Murphy administration admits to ignoring arbitration cap problem

TRENTON, N.J. – When pressed by Assemblyman Ned Thomson at Monday’s budget hearing, Lt. Gov. Sheila Oliver revealed the Murphy administration has yet to even discuss the 2 percent arbitration cap, which was allowed to expire at the end of 2017 even though it was widely credited for keeping down property taxes.

WATCH: Thomson presses Lt. Gov. for administration’s position on arbitration cap

“We also have another problem, the arbitration cap has run out,” said Thomson (R-Monmouth). “What does the state intend to do with the arbitration cap at this particular point?”

Oliver responded, “I have not participated in any discussions with the administration as it relates to the arbitration cap. I have not heard from anyone, in terms of the hierarchy that I report to, anything as it relates to the cap.”
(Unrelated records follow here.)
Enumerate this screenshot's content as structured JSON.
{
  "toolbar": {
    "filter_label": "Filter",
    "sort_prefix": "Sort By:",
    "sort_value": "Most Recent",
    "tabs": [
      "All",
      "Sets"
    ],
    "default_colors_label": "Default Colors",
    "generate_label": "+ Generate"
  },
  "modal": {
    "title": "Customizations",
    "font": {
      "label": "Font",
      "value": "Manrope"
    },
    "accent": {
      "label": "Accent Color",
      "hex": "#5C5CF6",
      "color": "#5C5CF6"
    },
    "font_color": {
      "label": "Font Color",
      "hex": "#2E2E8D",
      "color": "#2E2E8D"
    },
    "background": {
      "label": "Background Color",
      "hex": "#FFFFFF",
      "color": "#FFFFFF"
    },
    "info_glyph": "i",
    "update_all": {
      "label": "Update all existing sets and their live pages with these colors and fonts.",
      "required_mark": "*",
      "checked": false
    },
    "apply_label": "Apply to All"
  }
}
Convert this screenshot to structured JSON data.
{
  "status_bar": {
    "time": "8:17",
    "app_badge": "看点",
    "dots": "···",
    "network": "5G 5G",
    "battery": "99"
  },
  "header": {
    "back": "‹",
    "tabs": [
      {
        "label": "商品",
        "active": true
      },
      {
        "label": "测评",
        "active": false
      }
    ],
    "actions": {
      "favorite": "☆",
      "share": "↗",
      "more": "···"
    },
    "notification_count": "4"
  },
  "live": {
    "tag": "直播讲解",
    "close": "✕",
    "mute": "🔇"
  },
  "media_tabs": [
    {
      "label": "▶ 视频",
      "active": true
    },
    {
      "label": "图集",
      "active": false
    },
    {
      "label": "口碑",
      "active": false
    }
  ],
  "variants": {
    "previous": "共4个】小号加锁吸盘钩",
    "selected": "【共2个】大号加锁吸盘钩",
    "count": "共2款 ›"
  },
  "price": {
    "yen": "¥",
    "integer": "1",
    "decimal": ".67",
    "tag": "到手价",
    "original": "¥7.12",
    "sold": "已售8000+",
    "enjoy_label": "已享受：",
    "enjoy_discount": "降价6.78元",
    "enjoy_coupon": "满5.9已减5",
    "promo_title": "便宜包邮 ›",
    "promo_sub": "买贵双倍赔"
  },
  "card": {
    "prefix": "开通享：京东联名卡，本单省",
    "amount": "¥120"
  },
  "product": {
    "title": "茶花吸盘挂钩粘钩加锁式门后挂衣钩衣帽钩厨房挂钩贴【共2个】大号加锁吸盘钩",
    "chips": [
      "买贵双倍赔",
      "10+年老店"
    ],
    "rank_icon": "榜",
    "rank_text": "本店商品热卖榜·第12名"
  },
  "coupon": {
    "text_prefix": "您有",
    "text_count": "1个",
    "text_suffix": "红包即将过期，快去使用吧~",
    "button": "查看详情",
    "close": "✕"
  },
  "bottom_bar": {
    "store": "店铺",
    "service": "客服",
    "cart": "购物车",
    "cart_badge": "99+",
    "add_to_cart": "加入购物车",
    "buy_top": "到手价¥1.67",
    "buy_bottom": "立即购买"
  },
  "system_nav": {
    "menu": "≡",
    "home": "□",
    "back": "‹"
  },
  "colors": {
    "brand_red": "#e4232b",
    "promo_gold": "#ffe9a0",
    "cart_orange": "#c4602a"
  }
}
The 2 percent arbitration cap on annual raises for police officers and professional firefighters coincided with a permanent 2 percent property tax levy cap. Now that the arbitration cap has expired, municipalities are forced to reduce or eliminate services or seek voter approval to exceed the property tax cap to fund an arbitration award, which have been as high as 5.65 percent.

Thomson asked if the administration would support a reinstatement of the cap.

“I have not heard a thing,” Oliver said.

Moody’s Investors Service has called the expiration of the cap credit negative for all municipalities.